ご飯無しの寝所無しな一晩を、たった1人で過ごしたのだ。ずっと騒がしい日々を送っていたところに、突如として独りを強要される……。
恐ろしいな。
しかも、ここは異世界なのだ。一ヵ月半程度過ごしているとはいえ、馴染んだとは言えない。
一晩で済んで良かったとは言えるが、一晩も過ぎたとも言い換えられる体験をさせてしまったわけだ。
ただ、妙な結界とは何のことなのか。
『うん。やっぱりそうだ。ねぇ、君。僕と一緒に行こうよ。道案内はするからさ』
「……僕?」
『うん。多分、君じゃないと辿り着けないし』
ぬいぐるみは無表情なまま頷いた。
布に刺繍された顔が動いても不気味だが、やはり妙な感覚のある声だな。
やはり、男女の区別が付きづらいからだろうか。子供らしい高い声は、幼い男児とも、年頃の少女とも、実に判別が付け難い。
ともかく、いざという時に魔法が使えなくては困るため、俺は肩にいたぬいぐるみを掴んで持ち上げた。未だ腫れた目をしたマキアへ渡すためである。
しかし掴んだ途端、ぬいぐるみが再び喋り始めた。
『……あぁ、僕の名前は牢獄の最下層に行けば、すぐに分かるんだっけ』
「え、何で」
『そこに僕の名前があるらしいからさ。何でそこにあるのか、まだそこにあるのか、全く知らないけれど。あるって教えてもらった。誰に教えてもらったのだったか……』
最下層ねぇ。
あそこには俺達も行ったが、特に目に留まる物は無かったような、気が。
……あ。
「1つだけ、目立つ物があったな」
『そうなのか?』
「ああ。たしか、アジャンテ、だったか。大昔の、こことは違う国の人の名前が」
『――……!』
ぴくん、と、ぬいぐるみは反応する。
しかし黙っているだけで、特に何かを言う気にはならないようだ。
「今は時間が無い。名前はまた、後で聞くよ」
『……ああ、うん』
「魔法陣、頼むぞ」
『それは任せてよ。必ずやっておく』
ぬいぐるみなので、表情は分からない。
だが、感情の変化もあれば、声音も幾らか変わるようだ。その声は力強く、決意が滲んでいた。
見た目も声もかわいらしいが、確かな想いを感じた。
それから俺達はセルクと女王様、2人の王族に先導され、再び王城へと潜入する。
マキアとも途中で別れ、3つのグループに分かれて。
セルクが先導する、俺、ハルカさん、テレクは、王座の間へ。
主な任務は王様の「保護」だ。いや、どちらかというと「捕獲」になるのだろうが。
女王様が先導する、マキナ、ナフィカ、ナユタ&イニアは、王の私室へ。
ハルカさんの勘によると、王様は王座の間にいるらしい。だが、その私室にちょっとした用があるとか、無いとか。

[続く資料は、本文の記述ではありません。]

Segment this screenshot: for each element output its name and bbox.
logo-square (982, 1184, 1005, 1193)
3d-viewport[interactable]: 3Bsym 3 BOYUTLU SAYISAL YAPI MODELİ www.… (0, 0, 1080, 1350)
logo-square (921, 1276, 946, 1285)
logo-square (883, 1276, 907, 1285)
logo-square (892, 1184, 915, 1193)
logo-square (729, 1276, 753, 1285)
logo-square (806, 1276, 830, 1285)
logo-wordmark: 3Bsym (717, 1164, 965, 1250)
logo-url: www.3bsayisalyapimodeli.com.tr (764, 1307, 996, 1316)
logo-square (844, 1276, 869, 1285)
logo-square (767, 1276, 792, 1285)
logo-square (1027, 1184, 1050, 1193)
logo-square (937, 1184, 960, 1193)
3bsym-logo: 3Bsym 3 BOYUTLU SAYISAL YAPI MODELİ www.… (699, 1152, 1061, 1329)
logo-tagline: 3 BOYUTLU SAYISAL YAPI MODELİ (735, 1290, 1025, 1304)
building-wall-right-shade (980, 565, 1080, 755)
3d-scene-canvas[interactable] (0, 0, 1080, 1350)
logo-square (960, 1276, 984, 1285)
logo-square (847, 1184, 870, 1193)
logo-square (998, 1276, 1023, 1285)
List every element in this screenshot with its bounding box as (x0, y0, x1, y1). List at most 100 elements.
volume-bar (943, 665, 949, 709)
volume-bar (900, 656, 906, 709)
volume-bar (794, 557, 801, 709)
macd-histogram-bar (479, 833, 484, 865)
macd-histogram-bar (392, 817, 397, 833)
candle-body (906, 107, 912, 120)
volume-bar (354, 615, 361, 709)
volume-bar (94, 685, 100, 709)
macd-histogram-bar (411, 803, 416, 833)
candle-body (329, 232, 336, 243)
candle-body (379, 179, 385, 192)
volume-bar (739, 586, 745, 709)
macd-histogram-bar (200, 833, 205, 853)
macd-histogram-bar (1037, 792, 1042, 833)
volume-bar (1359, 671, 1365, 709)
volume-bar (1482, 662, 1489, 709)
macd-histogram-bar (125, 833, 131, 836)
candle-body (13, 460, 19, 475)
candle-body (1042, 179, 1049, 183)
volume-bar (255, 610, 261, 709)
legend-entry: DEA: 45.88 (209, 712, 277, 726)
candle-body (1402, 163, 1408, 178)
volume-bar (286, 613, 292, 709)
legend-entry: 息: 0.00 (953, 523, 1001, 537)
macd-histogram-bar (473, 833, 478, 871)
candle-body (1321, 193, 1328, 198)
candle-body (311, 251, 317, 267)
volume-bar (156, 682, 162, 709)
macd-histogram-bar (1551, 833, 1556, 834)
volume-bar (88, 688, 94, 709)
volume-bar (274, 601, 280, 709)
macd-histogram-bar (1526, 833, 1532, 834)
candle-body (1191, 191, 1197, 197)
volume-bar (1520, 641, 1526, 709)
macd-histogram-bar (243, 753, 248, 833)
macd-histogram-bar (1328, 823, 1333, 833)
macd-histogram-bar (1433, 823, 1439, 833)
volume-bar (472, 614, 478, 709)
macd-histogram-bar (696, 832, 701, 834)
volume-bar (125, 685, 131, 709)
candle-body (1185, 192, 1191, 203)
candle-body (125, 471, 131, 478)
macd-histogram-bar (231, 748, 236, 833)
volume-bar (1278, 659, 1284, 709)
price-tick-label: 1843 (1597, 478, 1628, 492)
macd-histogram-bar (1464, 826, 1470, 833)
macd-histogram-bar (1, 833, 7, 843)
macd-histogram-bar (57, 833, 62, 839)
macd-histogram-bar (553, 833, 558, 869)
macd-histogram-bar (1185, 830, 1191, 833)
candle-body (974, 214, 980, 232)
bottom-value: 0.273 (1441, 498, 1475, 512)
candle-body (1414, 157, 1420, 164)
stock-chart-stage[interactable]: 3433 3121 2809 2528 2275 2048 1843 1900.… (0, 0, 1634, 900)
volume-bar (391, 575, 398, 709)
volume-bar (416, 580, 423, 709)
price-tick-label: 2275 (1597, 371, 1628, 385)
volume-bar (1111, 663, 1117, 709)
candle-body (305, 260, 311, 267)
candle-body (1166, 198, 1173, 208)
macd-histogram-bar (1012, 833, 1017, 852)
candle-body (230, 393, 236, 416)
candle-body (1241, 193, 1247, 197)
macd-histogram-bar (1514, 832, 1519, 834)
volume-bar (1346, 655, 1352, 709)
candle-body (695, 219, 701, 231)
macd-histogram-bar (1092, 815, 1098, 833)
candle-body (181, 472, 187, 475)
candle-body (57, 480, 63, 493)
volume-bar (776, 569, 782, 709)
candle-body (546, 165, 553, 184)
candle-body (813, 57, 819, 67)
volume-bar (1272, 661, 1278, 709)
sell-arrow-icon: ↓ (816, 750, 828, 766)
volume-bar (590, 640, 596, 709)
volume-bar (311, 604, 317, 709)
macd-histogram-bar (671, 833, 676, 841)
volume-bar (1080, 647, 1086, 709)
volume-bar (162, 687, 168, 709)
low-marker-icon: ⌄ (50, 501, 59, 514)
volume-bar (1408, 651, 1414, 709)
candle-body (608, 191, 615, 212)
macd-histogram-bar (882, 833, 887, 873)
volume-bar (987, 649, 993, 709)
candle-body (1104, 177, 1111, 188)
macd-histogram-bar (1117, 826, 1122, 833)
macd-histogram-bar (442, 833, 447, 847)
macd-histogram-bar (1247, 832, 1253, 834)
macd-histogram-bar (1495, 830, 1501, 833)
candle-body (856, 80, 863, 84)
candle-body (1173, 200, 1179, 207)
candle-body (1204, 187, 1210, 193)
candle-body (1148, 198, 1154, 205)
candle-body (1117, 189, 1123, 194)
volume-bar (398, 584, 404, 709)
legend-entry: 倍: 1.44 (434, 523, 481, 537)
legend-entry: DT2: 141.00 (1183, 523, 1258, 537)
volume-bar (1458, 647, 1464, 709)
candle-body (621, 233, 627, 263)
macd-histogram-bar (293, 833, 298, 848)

マキアは用事が終わり次第、すぐにでもマキナ達と合流したいとのことで、マキナは目的地により近いという女王様のチームに入った。
人数的にそちらへ入ってもらうつもりだったので、もめなくて済んだ。
「じゃ、行くぞ」
……遠くで、タツキの声が聞こえた。
「ぃいっちばんっのりぃいいっ!」
通りの良い声と共に、あの扉を壊すには分不相応な破壊音を立てて。
それを合図に、俺達はそれぞれの目的地を目指して、駆ける。